Based on the last couple of years, hardly anyone in the City appears to have a serious background in economics.
Major Plonquer
March 12th, 2010 1:53am Report this commentI think it's a bit thick to claim that George Osborne isn't a bit thick.
Nicholas
March 12th, 2010 8:46am Report this commentI like him. I think he will make a good chancellor. The main problem, as with most Tory ideas, is that he is not radical enough. The Tories will only wound the beast rather than kill it and will spend their first term fighting a resurgent communist rearguard throughout the institutions whilst Labour in opposition will get to spend 100% of their time on anti-Tory spin and propaganda.

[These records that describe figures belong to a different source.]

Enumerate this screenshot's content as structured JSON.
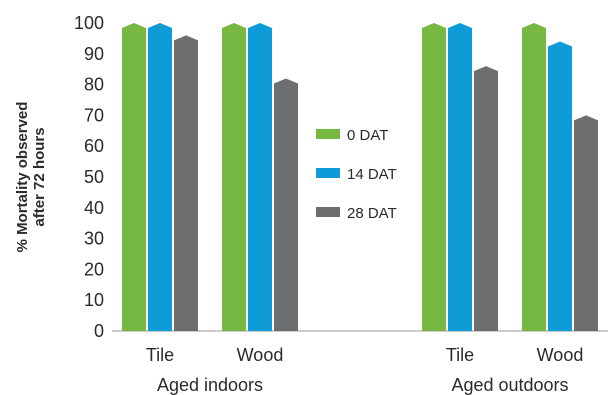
{
  "chart_data": {
    "type": "bar",
    "ylabel": [
      "% Mortality observed",
      "after 72 hours"
    ],
    "ylim": [
      0,
      100
    ],
    "yticks": [
      "0",
      "10",
      "20",
      "30",
      "40",
      "50",
      "60",
      "70",
      "80",
      "90",
      "100"
    ],
    "groups": [
      {
        "label": "Aged indoors",
        "categories": [
          "Tile",
          "Wood"
        ]
      },
      {
        "label": "Aged outdoors",
        "categories": [
          "Tile",
          "Wood"
        ]
      }
    ],
    "categories": [
      "Tile",
      "Wood",
      "Tile",
      "Wood"
    ],
    "series": [
      {
        "name": "0 DAT",
        "color": "#77b843",
        "values": [
          100,
          100,
          100,
          100
        ]
      },
      {
        "name": "14 DAT",
        "color": "#0e9bd7",
        "values": [
          100,
          100,
          100,
          94
        ]
      },
      {
        "name": "28 DAT",
        "color": "#6d6e70",
        "values": [
          96,
          82,
          86,
          70
        ]
      }
    ],
    "legend_position": "center"
  }
}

They may be able to lever Labour out of government - just - but the soviet bloc embedded within the establishment and media wil continue to operate, hydra-like. The establishment has to be purged and purged ruthlessly from day one.
stephen
March 12th, 2010 9:11am Report this commentTGIF: Talking of charmed circles don't the Boy, Dave and the "Sinister" Steve Hilton all share God Children. This must make it very difficult for our Dave to despense with Boy George's and "Sinister" Steves' services if it looks as if they may loose the election for the Tories! A number of people both blogging on the CH and elsewhere in the party are now waking up to this awful prospect. Come on Dave show us your mettle!
Maggie
March 12th, 2010 9:57am Report this commentAnd Alastair Darling's qualifications for Chancellor? Previous membership of the International Marxist Group and the British section of the Trotskyist Fourth International followed by a short spell as an Edinburgh solicitor.
Moriarty
March 12th, 2010 10:00am Report this commentI note that the editorial piece in this month's Proceedings of the Aristotelian Society fails to give a ringing endorsement to Osborne. And there's a piece on the mind-body problem that doesn't even mention him - not once!!
Truly damning stuff....
Gary Williams
March 12th, 2010 11:17am Report this commentDavidDP,
"Based on the last couple of years, hardly anyone in the City appears to have a serious background in economics."
Great idea that you've got there: some ships went down, so let's blame every sailor.
Our economic predicament has been building for at least 15 years. The culprits responsible for it include a small % of the people in the mortgage industry, banks, institutional investors, ratings agencies, regulating authorities and governments, and none was exclusive to the UK. Unfortunately, the key people (Brown, Goodwin, etc.) had influence vastly disproportionate to their talent.
There are loads of people in the City who would do a good job as Chancellor, because their priority would be economics, not politics.
Paul B
March 12th, 2010 11:38am Report this commentI`m with Fergus. He-GO- doesnt need to be economist, businessman or anything. All he needs, just like Mrs T, is an understanding of how to balance a budget, make ends meet and be committed (as a Conservative) to smaller and more efficient Government. I do not want him cosying up to any special interest, except that of the hard working, over taxed and over regulated British (and immigrant) working person. Its the over cosiness between Business, City and Nulab, that has led to the present troubles. Ledts hope GO sorts them out. Who cares if no one like him. It matters not a jot if he is good at his job.
stephen
March 12th, 2010 4:59pm Report this commentJudging by the story today about Ken Clarke leading the charge against NuLabour on the Economy and Boy George being confined to running the campaign; the City is getting its way, rightly IMHO. Old Market Men always used to say you can't fart against thunder!